Нет, Шукшин ничуть не ошибся в выборе на роль, он был уверен, знал, что делает. Это, если внимательно вчитаться, Белла Ахмадулина, сама того не замечая, и подтверждает далее в своих воспоминаниях: «Я не скрыла этого моего полезного и неказистого (журналистского. – В. К.) опыта, но мне сказано было – все же приехать и делать, как умею. Так и делали: без уроков и репетиций». Те, кто даже не смотрел первого шукшинского фильма, но слышал и видел выступления поэтессы по телевидению, вполне могут оценить, как удачно использовал Василий Макарович и природные данные Ахмадулиной, особенно ее «волнительный» голос, «придыхательную» интонацию.

* * *

Мы уже упоминали, что свою статью «Как я понимаю рассказ» Шукшин начал с размышлений о кино. Он писал:

«Всякое зрелище, созданное художником ради эстетического наслаждения, есть гармония красок, линий, света, тени, движения. Главное – движения… (Далее Василий Макарович подробно говорил о „массовости в восприятии“ кино. – В. К.)

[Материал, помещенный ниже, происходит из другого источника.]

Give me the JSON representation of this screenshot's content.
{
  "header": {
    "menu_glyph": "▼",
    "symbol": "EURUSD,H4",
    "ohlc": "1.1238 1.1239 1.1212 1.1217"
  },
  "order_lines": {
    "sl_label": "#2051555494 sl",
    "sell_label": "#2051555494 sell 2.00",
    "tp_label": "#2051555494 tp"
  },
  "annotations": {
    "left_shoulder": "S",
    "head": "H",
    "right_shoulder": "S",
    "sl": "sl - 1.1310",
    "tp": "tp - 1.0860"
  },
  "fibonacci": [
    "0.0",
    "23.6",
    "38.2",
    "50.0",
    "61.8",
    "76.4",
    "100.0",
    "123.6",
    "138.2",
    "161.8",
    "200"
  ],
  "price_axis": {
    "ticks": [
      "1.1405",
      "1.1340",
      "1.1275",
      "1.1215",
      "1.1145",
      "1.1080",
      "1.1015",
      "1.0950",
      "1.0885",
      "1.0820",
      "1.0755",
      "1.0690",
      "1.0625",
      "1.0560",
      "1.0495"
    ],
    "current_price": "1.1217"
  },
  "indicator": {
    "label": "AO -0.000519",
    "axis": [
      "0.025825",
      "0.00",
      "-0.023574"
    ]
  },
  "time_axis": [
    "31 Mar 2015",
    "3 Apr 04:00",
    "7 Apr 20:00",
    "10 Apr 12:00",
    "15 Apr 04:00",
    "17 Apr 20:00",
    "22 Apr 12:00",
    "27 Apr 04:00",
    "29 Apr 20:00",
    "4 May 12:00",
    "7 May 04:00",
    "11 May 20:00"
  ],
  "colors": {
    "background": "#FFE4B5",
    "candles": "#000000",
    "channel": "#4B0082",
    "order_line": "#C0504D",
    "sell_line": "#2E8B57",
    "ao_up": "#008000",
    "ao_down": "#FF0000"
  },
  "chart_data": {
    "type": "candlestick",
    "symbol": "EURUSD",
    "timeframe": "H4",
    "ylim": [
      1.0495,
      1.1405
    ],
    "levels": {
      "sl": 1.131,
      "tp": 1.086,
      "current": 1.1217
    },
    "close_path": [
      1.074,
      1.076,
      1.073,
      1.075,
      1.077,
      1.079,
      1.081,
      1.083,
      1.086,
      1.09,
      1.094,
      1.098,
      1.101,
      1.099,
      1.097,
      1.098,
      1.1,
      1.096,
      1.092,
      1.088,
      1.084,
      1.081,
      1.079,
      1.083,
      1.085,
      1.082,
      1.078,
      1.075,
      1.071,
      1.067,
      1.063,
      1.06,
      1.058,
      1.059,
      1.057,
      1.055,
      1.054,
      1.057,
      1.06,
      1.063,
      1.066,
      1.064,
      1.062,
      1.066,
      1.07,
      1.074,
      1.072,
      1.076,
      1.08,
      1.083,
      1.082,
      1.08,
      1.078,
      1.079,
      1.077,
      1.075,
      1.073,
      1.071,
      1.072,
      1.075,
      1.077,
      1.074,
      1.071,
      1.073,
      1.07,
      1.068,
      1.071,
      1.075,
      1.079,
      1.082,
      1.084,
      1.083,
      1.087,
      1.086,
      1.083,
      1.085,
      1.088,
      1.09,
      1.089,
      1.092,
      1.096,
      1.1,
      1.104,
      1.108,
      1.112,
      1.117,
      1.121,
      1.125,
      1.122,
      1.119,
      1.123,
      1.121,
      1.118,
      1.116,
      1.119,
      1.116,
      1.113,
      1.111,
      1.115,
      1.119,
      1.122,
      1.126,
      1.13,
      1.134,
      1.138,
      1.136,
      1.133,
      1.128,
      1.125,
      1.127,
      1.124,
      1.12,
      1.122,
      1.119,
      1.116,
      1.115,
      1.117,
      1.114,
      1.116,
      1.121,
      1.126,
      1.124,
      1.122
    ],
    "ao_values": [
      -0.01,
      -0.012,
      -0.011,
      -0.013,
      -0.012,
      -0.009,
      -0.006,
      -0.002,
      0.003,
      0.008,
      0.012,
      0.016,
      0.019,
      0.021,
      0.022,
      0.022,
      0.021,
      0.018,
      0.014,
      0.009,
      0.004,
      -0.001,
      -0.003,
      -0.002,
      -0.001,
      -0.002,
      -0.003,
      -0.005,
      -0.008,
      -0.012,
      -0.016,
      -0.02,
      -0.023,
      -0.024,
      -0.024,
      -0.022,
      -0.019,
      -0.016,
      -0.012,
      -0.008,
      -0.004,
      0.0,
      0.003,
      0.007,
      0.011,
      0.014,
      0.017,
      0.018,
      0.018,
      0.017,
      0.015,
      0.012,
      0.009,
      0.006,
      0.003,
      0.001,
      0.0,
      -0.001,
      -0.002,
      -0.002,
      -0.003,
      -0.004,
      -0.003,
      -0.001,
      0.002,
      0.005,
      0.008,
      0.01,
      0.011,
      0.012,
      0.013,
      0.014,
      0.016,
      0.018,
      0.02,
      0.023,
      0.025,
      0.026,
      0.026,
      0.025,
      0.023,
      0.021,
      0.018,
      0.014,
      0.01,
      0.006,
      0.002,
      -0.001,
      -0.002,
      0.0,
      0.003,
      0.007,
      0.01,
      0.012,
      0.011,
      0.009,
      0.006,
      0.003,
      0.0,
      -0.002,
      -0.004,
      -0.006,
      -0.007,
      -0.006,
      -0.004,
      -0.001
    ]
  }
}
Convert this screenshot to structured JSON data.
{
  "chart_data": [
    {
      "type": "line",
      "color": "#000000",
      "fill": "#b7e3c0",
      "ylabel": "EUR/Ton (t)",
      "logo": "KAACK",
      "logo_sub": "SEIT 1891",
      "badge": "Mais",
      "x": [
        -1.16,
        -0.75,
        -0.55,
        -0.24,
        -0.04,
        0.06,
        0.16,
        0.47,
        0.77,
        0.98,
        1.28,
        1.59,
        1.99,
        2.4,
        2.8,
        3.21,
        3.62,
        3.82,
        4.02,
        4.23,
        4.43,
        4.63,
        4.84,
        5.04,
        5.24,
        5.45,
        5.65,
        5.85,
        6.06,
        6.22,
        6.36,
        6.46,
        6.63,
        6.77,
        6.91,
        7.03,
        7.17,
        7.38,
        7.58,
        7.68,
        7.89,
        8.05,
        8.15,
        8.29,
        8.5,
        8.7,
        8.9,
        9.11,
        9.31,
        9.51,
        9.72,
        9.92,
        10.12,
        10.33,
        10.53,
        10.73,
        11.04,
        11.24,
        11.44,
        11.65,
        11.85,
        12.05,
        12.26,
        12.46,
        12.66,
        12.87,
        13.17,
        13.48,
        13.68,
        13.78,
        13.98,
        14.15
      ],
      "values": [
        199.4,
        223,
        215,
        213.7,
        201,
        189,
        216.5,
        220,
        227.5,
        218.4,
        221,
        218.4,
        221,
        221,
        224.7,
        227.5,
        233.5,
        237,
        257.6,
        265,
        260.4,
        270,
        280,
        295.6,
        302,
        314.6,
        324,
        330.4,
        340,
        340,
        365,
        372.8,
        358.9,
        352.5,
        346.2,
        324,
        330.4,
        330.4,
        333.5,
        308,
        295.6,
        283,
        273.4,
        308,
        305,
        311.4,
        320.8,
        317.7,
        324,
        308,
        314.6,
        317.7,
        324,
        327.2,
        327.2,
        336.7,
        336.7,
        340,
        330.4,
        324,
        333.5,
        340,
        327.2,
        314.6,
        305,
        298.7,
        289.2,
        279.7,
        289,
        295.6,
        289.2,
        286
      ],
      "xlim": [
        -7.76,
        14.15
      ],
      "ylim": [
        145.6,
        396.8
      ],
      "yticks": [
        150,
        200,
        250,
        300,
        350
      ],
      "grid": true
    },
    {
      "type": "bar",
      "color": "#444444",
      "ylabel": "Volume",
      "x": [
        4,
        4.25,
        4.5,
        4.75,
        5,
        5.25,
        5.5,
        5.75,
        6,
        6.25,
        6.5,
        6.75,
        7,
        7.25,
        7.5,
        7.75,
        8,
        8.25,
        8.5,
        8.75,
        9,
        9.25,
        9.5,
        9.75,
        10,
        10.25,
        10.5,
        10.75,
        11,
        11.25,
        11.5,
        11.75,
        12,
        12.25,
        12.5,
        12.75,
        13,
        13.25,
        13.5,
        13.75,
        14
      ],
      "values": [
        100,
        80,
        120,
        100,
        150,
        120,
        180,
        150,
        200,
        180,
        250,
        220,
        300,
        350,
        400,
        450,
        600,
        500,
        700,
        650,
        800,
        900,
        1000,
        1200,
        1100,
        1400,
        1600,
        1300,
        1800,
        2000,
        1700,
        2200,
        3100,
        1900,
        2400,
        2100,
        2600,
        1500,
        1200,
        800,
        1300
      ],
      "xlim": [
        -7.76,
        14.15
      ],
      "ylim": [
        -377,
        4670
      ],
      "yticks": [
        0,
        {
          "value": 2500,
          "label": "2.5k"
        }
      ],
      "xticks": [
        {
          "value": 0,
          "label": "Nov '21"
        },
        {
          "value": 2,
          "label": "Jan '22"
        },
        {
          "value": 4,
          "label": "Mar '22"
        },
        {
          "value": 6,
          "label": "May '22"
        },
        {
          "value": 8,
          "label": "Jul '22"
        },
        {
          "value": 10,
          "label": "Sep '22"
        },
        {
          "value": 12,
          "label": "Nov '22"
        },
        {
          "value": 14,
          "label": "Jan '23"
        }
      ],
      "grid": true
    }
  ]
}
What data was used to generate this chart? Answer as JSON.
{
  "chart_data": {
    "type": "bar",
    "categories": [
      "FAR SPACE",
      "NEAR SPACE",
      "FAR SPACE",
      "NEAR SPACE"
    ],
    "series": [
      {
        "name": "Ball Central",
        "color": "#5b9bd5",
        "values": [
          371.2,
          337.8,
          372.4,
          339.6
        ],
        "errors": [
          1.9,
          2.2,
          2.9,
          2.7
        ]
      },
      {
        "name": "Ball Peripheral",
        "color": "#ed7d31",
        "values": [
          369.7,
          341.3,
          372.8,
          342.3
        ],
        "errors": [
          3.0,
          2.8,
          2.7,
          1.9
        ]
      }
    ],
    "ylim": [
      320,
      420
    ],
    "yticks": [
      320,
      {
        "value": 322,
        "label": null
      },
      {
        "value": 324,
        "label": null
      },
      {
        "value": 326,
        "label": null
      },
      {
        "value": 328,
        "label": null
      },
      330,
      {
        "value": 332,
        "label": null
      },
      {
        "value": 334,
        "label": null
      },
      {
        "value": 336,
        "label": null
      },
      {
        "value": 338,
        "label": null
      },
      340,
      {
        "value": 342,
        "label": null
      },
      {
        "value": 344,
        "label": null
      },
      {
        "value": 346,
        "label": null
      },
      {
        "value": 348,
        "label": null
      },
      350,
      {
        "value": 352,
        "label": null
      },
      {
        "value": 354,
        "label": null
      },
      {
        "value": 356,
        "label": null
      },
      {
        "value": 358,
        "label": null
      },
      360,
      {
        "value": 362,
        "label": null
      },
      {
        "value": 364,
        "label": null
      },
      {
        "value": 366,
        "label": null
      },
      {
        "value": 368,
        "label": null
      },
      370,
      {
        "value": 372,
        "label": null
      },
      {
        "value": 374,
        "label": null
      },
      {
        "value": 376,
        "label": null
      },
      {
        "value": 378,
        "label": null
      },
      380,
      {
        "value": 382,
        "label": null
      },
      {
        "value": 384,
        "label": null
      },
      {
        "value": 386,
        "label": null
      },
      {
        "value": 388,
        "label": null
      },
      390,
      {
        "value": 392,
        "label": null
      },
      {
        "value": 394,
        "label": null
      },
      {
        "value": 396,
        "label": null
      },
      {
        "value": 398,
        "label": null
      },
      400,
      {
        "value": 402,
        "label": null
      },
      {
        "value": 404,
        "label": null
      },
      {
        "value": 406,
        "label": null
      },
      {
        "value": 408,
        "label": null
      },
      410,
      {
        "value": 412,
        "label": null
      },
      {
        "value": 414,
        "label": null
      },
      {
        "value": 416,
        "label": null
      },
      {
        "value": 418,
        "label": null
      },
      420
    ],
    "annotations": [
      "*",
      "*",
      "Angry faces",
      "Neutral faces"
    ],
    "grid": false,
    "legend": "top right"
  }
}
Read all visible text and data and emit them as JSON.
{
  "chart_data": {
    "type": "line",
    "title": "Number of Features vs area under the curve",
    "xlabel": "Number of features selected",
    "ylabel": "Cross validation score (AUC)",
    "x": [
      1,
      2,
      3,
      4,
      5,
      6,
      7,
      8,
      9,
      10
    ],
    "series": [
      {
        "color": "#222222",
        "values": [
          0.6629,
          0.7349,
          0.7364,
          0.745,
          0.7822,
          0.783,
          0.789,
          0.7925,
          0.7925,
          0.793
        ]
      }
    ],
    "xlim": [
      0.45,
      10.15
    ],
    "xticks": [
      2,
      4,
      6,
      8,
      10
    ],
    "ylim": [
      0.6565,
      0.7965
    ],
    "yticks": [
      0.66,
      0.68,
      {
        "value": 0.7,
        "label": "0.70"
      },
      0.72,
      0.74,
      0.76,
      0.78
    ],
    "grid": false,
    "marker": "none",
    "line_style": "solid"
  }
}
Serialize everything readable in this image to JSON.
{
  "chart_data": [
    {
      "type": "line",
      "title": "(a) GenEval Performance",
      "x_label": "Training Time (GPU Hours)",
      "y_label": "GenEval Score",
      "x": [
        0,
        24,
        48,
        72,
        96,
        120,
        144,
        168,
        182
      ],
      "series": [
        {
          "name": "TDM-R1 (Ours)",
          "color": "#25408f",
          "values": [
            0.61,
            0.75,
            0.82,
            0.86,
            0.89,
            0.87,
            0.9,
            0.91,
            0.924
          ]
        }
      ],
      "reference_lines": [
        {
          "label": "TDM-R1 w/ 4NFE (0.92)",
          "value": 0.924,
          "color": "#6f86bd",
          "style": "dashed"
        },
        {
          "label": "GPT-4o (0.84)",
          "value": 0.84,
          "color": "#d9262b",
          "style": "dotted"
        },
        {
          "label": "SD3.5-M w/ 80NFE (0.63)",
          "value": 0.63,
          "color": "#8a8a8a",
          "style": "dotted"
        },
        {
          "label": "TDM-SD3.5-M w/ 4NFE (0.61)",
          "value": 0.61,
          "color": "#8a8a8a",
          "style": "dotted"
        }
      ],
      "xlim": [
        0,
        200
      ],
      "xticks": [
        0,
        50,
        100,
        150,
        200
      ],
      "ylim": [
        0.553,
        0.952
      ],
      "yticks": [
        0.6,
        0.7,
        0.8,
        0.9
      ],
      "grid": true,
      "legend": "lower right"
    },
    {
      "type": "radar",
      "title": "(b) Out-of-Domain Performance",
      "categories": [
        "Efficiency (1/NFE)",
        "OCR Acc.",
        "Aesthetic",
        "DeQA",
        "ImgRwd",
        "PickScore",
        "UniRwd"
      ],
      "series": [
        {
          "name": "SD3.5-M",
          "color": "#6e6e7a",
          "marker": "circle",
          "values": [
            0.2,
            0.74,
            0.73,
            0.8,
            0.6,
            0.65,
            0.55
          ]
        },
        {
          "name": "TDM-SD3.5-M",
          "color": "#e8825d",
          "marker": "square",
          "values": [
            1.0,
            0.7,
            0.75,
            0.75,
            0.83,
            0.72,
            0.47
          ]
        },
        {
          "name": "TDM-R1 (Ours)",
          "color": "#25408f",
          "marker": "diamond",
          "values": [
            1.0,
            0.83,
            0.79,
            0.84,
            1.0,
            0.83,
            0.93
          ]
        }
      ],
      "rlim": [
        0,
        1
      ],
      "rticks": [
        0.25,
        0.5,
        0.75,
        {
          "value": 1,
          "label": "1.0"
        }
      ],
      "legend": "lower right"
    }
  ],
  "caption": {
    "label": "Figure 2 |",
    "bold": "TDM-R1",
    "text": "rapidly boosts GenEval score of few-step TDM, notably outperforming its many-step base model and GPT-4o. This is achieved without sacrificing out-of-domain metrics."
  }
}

Но вот неумолимый закон. Как только в фильме начинает выбиваться какая—нибудь его составная часть, как только обнаруживается, что зрелище утратило движение, скособочилось и затопталось на месте, так кино сразу теряет свою магическую силу и начинает раздражать. Раздражают ложная значимость, отсутствие характеров у героев, их грустная беспомощность перед лицом всех сидящих в зале, ложь, выдуманная психология, сочиненные в кабинетах ситуации – все, что не жизнь в ее стремительном, необратимом движении. Такое ощущение возникает, будто при тебе избивают кого—то слабого, а ты связан ремнями. И горько, и больно, и стыдно».